Ripkin told of a believer who was imprisoned for 17 years. Asked how he made it through each day, the man said he had two disciplines. Every morning, he stood at attention facing east, raised his arms in praise and sang songs to Jesus. And on every scrap of paper he could find, he wrote Bible verses and words to Christian songs and stuck them on a wet post until guards found them, and he was beaten.
At one point he found a whole sheet of blank paper with a pencil on top of it. Grabbing the writing material, he began to write—as small as he could—verses and songs, and when he finished, he posted them on the wall. When the guard found the paper, he was so angry, he told the man he would be executed. As he was being led to his execution, hundreds of prisoners stood in their cages, facing east, and began singing the song they had heard the believer sing every morning. The guard became so frightened by who this man was they were executing, he was released from prison.
“The Bible commands us to pray for believers in persecution when they can no longer stand,” Ripkin said. “Persecuted believers know Jesus, know the power of prayer and fasting, have learned large portions of God’s Word and kept it in their hearts, as well as large portions of their own Christian music.
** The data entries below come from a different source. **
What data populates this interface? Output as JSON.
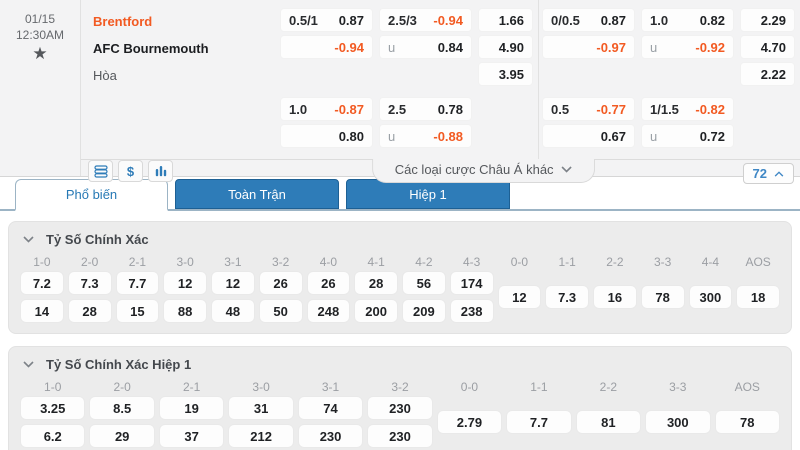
{
  "match": {
    "date": "01/15",
    "time": "12:30AM",
    "home": "Brentford",
    "away": "AFC Bournemouth",
    "draw_label": "Hòa"
  },
  "asian_odds": [
    {
      "groups": [
        {
          "pairs": [
            [
              [
                "0.5/1",
                "0.87"
              ],
              [
                "",
                "-0.94"
              ]
            ],
            [
              [
                "2.5/3",
                "-0.94"
              ],
              [
                "u",
                "0.84"
              ]
            ]
          ],
          "singles": [
            "1.66",
            "4.90",
            "3.95"
          ]
        },
        {
          "pairs": [
            [
              [
                "0/0.5",
                "0.87"
              ],
              [
                "",
                "-0.97"
              ]
            ],
            [
              [
                "1.0",
                "0.82"
              ],
              [
                "u",
                "-0.92"
              ]
            ]
          ],
          "singles": [
            "2.29",
            "4.70",
            "2.22"
          ]
        }
      ]
    },
    {
      "groups": [
        {
          "pairs": [
            [
              [
                "1.0",
                "-0.87"
              ],
              [
                "",
                "0.80"
              ]
            ],
            [
              [
                "2.5",
                "0.78"
              ],
              [
                "u",
                "-0.88"
              ]
            ]
          ],
          "singles": []
        },
        {
          "pairs": [
            [
              [
                "0.5",
                "-0.77"
              ],
              [
                "",
                "0.67"
              ]
            ],
            [
              [
                "1/1.5",
                "-0.82"
              ],
              [
                "u",
                "0.72"
              ]
            ]
          ],
          "singles": []
        }
      ]
    }
  ],
  "toolbar": {
    "icons": [
      "bet-slip-icon",
      "dollar-icon",
      "statistics-icon"
    ],
    "dropdown_label": "Các loại cược Châu Á khác",
    "market_count": "72"
  },
  "tabs": [
    {
      "label": "Phổ biến",
      "active": true
    },
    {
      "label": "Toàn Trận",
      "active": false
    },
    {
      "label": "Hiệp 1",
      "active": false
    }
  ],
  "score_sections": [
    {
      "title": "Tỷ Số Chính Xác",
      "columns": [
        {
          "score": "1-0",
          "odds": [
            "7.2",
            "14"
          ]
        },
        {
          "score": "2-0",
          "odds": [
            "7.3",
            "28"
          ]
        },
        {
          "score": "2-1",
          "odds": [
            "7.7",
            "15"
          ]
        },
        {
          "score": "3-0",
          "odds": [
            "12",
            "88"
          ]
        },
        {
          "score": "3-1",
          "odds": [
            "12",
            "48"
          ]
        },
        {
          "score": "3-2",
          "odds": [
            "26",
            "50"
          ]
        },
        {
          "score": "4-0",
          "odds": [
            "26",
            "248"
          ]
        },
        {
          "score": "4-1",
          "odds": [
            "28",
            "200"
          ]
        },
        {
          "score": "4-2",
          "odds": [
            "56",
            "209"
          ]
        },
        {
          "score": "4-3",
          "odds": [
            "174",
            "238"
          ]
        },
        {
          "score": "0-0",
          "odds": [
            "12"
          ]
        },
        {
          "score": "1-1",
          "odds": [
            "7.3"
          ]
        },
        {
          "score": "2-2",
          "odds": [
            "16"
          ]
        },
        {
          "score": "3-3",
          "odds": [
            "78"
          ]
        },
        {
          "score": "4-4",
          "odds": [
            "300"
          ]
        },
        {
          "score": "AOS",
          "odds": [
            "18"
          ]
        }
      ]
    },
    {
      "title": "Tỷ Số Chính Xác Hiệp 1",
      "columns": [
        {
          "score": "1-0",
          "odds": [
            "3.25",
            "6.2"
          ]
        },
        {
          "score": "2-0",
          "odds": [
            "8.5",
            "29"
          ]
        },
        {
          "score": "2-1",
          "odds": [
            "19",
            "37"
          ]
        },
        {
          "score": "3-0",
          "odds": [
            "31",
            "212"
          ]
        },
        {
          "score": "3-1",
          "odds": [
            "74",
            "230"
          ]
        },
        {
          "score": "3-2",
          "odds": [
            "230",
            "230"
          ]
        },
        {
          "score": "0-0",
          "odds": [
            "2.79"
          ]
        },
        {
          "score": "1-1",
          "odds": [
            "7.7"
          ]
        },
        {
          "score": "2-2",
          "odds": [
            "81"
          ]
        },
        {
          "score": "3-3",
          "odds": [
            "300"
          ]
        },
        {
          "score": "AOS",
          "odds": [
            "78"
          ]
        }
      ]
    }
  ],
  "colors": {
    "accent_orange": "#f25a22",
    "accent_blue": "#2e7cb8",
    "panel_gray": "#f3f3f4",
    "card_gray": "#ececec"
  }
}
They know their suffering is for Jesus and persecution is normal. They have claimed their freedom and lost their fear.”
Ripkin emphasized that the Bible you can recreate is really the only Bible you have.
“You don’t have to smuggle Bibles into Saudi Arabia if you are the container for it,” he explained.
Ripkin noted that while fear is the biggest tool Satan has, about 70 percent of those who practice their faith live in persecution.
On Saturday morning, King was honored for her 10 years of service as women’s ministries specialist with a slide show highlighting her years, two scrapbooks of photos, letters and commendations from women across the state and a quilt made from T-shirts from the all 10 retreats she has led.
“God continues to work in the hearts of women through this event,” said King. “I love that more than 200 churches gather together under one roof for worship, and leave with a reignited passion to follow Him.”
King added that this event could not happen without the tireless efforts of a volunteer planning team and the number of volunteers who serve.
“Many of our volunteers come back year after year because they love to see women grow in their walk with the Lord,” she said.
Churches winning prizes for having the most women in attendance were Del City, First Southern; Edmond, Waterloo Road and Moore, First. Smaller in attendance churches with the biggest groups were Sentinel, First; Geronimo, First and Arapaho, First.
Through the event, powerful times of worship through music were led by Marcy Priest. In addition, ladies were able to view a sneak preview of the new Kendrick Brothers movie, “War Room.”
Next year’s retreat will be April 22-23 with special guests Liz Curtis Higgs and Lisa Harper.